16 kesä 22 jäseneltä: John10251
“Thoughts are things," and powerful things at that, when they are mixed with definiteness of purpose, persistence, and a burning desire..." Napoleon Hill 
16 kesä 22 jäseneltä: jeannieselby
I needed to hear this today! Have to fall back into my good habits and quickly. Thanks for posting and I'm glad you're on a positive bend atm =] 
16 kesä 22 jäseneltä: Faaip
Hugs🌺 
16 kesä 22 jäseneltä: Brigit0
Amen! I think we can all agree that the mind is powerful and it leads us down whatever path we end up on. If we think we are worthless or unlovable, we'll show up in the world and act as such. I'm just so glad that I found The truth in Jesus; and He set me free from my feelings and the lies that I'm unlovable, worthless, etc.!! In the past, I was so depressed at times because of the lies that other people spoke over me so long that I believed!!! I was in an emotionally and psychologically abusive relationship with someone who had a Narcissist personality; and it took more than 10 years to break free. I can't even take credit for it because it was the grace of God who led me out finally! Last year, I got Covid and had to quarantine, and that allowed me the physical space to separate myself. With that space, God was able to work in me and show me what REAL, unconditional love is; and I discovered that my security AND identity is in God and God alone!!! God's word and truth is that He made humanity (males and females) in His own image and He blessed us and called us good. He loved us before we were even born to our earthly parents; and He loves us even when others don't (including our parents, family, friends, etc.) This truth has helped me so much and it changed how I see myself. Jesus came to set us free from being slaves of anything that holds us back from knowing who we really are! Freedom from feelings of guilt, shame, condemnation, worry, anxiety, depression, and feelings that we are worthless, unlovable, useless, etc... No matter what anyone says about us, if it contradicts what God says, it's not true!! I'm so glad Jesus has freed me from seeking approval from others (a.k.a. people pleasing). Now, I literally do not care what someone thinks of me b/c #1 ‐ They aren't who made me (they are not God) and #2 - they cannot and have not saved my soul... I'm glad you found grace in God! That's the only way to have true peace and joy!!! I pray you anyone who sees this will have open hearts to allow the power of the one and only living God to touch your hearts and transform your minds, so you can experience real freedom and the abundant life He has purposed for you! God does not have plans to harm you. He has plans to prosper you, and to give you a hope and a future! (Jeremiah 29:11 NIV). Jesus loves you!!! And God is full of unfailing love, forever!!! 

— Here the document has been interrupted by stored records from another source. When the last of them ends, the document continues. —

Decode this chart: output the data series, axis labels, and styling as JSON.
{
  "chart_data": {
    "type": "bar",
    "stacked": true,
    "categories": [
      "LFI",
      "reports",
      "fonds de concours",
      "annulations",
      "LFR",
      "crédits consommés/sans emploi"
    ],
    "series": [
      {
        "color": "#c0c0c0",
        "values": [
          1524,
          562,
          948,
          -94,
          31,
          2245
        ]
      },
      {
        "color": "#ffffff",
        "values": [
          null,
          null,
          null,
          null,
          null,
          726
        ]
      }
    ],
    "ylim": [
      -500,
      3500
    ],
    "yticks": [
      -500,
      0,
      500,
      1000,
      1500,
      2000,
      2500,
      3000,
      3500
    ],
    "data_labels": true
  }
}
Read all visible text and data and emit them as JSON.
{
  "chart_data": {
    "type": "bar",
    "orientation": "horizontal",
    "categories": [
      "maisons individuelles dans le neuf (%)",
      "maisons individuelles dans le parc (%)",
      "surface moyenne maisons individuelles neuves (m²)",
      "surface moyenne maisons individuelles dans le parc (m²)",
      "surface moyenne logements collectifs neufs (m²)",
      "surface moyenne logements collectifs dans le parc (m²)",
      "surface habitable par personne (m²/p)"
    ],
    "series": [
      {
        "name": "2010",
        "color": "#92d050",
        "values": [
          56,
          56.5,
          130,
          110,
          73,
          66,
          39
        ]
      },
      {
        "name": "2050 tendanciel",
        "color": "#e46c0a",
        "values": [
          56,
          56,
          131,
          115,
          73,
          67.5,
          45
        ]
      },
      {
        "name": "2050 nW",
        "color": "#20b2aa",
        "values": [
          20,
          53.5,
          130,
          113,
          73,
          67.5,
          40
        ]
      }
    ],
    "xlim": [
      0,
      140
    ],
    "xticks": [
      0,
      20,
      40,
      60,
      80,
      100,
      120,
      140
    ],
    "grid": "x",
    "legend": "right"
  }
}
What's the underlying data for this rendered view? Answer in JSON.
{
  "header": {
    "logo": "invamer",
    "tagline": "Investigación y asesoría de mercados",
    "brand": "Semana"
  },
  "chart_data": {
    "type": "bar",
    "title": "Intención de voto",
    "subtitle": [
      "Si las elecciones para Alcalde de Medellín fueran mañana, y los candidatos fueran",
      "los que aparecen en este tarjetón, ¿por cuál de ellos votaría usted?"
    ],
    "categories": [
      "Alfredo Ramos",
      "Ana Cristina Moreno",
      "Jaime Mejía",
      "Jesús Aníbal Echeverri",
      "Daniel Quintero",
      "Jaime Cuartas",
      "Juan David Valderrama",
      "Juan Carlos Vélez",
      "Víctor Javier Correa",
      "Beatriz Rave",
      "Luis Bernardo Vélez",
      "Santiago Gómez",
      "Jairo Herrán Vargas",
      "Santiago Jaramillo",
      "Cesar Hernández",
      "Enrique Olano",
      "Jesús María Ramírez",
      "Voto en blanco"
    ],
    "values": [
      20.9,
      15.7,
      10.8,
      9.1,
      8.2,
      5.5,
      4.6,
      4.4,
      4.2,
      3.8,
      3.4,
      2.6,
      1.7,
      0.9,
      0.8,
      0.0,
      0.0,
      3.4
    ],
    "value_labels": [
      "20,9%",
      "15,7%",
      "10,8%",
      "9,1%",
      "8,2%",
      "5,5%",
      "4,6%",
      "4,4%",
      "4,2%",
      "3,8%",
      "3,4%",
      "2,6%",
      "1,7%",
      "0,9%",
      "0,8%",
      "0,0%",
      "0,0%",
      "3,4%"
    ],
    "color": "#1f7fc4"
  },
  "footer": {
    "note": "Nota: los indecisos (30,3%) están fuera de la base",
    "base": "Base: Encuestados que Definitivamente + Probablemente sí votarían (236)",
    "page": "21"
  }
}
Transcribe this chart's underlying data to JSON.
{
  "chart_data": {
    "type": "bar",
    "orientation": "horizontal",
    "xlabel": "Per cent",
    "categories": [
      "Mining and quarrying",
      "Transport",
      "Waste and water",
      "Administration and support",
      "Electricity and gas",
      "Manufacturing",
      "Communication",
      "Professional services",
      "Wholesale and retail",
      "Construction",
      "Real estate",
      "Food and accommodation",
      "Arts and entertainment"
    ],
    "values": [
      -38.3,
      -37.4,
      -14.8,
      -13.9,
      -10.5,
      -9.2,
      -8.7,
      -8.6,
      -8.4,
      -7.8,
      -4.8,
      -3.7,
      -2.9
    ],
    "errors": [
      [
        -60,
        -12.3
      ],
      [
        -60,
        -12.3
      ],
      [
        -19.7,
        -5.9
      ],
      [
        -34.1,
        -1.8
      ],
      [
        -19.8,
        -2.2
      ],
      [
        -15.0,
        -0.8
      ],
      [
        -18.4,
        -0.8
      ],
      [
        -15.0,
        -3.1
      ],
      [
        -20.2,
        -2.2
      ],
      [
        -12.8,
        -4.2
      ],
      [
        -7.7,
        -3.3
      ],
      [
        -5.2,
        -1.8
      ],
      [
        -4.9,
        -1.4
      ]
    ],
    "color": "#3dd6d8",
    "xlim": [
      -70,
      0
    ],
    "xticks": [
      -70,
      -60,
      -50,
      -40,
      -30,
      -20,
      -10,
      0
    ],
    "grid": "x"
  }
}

16 kesä 22 jäseneltä: Cre8ngLife
Awesome! Thanks for sharing. 
16 kesä 22 jäseneltä: C0bby
Love this post! 
16 kesä 22 jäseneltä: HCB
Thank you, everyone! I had to go to work. I tried to trick my mind into thinking I was retired, but it knew better! 😆 glad you appreciated my thoughts. I love reading the comments but can't reply separately. ❤️☺️ 
16 kesä 22 jäseneltä: davidsprincess
💙💙💙 
17 kesä 22 jäseneltä: davidsprincess
Thank you for sharing your thoughts and what’s been working and helping you🌻☀️ 
17 kesä 22 jäseneltä: Spencershae
congratulations to you  
17 kesä 22 jäseneltä: buenitabishop
I agree! The mind is powerful! Kind of like that saying which wolf is stronger? The one you feed. Or however it goes! I often find myself getting frustrated and saying, I hate this or that when stuff happens. I decided to quit saying that and thank God for the good things in my life. It's helped me alot! 
17 kesä 22 jäseneltä: bearnoggin
Bearnoggin, you've been through tough stuff and you are so clear headed in your thinking. You are kind and such a bright spot on fs. I think of you often and always wish you well! 
18 kesä 22 jäseneltä: davidsprincess
Thanks Princess! That means alot to me. It's not always easy, but I try!